Visualizing and Exploring Dynamic High-Dimensional Datasets with LION-tSNE
This addresses a limitation for users needing to update visualizations in dynamic datasets, such as dashboards, but is incremental as it builds on tSNE.
The paper tackles the problem of tSNE's inability to incorporate new data into existing visualizations, proposing LION-tSNE, a method based on local interpolation and outlier control that shows robustness to outliers and new samples from existing clusters.

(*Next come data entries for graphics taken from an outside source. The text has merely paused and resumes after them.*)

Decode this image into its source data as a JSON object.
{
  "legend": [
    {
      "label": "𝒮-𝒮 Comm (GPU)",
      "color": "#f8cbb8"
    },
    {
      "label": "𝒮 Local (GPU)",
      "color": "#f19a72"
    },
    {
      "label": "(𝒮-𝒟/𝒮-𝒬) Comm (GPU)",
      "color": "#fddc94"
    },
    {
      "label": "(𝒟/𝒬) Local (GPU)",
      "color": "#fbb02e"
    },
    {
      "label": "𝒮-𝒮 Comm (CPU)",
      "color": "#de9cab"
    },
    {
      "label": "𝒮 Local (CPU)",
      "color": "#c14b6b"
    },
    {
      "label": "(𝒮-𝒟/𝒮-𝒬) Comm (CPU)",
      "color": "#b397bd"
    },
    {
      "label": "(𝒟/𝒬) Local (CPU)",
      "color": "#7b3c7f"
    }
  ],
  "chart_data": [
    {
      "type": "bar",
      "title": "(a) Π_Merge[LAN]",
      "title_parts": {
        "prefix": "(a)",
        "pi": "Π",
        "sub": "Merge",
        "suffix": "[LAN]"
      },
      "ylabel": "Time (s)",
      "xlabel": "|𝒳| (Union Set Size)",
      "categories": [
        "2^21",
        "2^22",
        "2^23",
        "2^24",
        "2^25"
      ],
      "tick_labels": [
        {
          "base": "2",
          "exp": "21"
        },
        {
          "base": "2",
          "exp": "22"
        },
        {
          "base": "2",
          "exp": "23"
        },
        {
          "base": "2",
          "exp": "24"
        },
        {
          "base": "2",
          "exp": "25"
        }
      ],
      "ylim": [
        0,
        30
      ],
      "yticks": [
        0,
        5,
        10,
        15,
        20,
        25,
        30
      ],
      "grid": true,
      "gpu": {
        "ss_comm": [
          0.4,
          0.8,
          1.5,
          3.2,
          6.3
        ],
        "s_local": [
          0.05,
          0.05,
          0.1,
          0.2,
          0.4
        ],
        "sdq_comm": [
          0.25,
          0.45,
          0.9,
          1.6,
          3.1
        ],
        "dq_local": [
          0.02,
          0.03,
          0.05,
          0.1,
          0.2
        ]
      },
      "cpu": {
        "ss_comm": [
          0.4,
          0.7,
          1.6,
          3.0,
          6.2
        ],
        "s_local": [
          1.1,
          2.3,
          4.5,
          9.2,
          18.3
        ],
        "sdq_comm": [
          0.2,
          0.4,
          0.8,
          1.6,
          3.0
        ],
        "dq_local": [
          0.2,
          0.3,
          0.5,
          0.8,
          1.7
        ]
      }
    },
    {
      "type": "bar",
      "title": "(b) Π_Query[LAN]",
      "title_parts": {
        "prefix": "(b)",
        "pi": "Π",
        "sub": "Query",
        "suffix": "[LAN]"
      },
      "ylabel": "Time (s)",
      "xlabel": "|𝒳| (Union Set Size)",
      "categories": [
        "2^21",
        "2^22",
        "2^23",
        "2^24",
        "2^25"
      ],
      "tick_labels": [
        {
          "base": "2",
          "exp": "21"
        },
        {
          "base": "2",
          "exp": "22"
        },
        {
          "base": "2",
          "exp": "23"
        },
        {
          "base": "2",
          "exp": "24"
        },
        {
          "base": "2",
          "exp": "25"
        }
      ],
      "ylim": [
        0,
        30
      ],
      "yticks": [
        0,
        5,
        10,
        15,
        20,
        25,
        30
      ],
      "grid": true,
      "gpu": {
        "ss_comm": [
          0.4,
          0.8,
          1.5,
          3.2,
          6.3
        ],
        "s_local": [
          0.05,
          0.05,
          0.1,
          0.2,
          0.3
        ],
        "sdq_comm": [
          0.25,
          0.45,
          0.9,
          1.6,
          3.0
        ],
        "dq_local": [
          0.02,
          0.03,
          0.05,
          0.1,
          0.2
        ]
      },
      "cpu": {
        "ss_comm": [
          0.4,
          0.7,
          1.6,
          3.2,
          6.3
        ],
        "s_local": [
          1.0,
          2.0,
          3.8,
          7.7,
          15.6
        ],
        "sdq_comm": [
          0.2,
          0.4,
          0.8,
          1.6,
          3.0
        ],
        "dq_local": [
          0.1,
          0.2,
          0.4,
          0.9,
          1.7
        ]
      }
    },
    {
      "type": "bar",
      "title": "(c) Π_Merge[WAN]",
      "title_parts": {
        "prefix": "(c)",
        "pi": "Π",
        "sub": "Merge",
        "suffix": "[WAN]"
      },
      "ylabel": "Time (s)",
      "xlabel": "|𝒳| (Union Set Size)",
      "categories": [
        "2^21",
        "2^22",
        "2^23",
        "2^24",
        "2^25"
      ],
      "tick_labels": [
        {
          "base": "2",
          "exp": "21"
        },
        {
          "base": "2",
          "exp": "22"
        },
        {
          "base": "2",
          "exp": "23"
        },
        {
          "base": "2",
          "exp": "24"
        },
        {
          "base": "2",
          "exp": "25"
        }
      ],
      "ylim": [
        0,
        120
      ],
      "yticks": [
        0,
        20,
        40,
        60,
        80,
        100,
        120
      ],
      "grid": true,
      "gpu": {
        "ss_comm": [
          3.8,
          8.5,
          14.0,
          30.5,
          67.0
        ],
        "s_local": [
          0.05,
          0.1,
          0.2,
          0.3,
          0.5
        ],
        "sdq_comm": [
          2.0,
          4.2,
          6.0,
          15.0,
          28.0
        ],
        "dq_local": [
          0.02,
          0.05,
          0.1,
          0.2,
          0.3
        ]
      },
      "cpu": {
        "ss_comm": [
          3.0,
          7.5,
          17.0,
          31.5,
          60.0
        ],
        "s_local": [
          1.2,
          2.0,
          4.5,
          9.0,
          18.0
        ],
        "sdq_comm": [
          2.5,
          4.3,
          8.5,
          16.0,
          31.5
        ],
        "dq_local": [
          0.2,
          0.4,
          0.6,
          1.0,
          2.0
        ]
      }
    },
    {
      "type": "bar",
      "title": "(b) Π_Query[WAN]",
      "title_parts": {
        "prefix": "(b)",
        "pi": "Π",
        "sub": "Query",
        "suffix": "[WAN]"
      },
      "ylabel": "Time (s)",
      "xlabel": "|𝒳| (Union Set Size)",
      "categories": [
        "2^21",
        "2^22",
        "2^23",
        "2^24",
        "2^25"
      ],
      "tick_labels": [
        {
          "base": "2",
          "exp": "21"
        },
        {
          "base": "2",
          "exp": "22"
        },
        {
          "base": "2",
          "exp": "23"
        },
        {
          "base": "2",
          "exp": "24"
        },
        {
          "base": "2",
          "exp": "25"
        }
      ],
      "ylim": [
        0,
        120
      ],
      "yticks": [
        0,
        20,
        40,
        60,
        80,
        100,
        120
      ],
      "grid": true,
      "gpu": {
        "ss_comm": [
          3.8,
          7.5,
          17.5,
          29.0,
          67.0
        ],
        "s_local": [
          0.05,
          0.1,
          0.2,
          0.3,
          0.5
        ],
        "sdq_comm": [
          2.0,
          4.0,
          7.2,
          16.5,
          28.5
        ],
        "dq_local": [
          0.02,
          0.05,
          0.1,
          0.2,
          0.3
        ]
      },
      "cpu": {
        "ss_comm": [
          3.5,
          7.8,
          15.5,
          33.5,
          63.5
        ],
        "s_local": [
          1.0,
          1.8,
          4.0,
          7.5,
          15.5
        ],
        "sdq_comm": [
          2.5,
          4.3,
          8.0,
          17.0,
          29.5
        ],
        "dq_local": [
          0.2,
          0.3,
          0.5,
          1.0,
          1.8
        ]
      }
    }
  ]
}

T-distributed stochastic neighbor embedding (tSNE) is a popular and prize-winning approach for dimensionality reduction and visualizing high-dimensional data. However, tSNE is non-parametric: once visualization is built, tSNE is not designed to incorporate additional data into existing representation. It highly limits the applicability of tSNE to the scenarios where data are added or updated over time (like dashboards or series of data snapshots). In this paper we propose, analyze and evaluate LION-tSNE (Local Interpolation with Outlier coNtrol) - a novel approach for incorporating new data into tSNE representation. LION-tSNE is based on local interpolation in the vicinity of training data, outlier detection and a special outlier mapping algorithm. We show that LION-tSNE method is robust both to outliers and to new samples from existing clusters. We also discuss multiple possible improvements for special cases. We compare LION-tSNE to a comprehensive list of possible benchmark approaches that include multiple interpolation techniques, gradient descent for new data, and neural network approximation.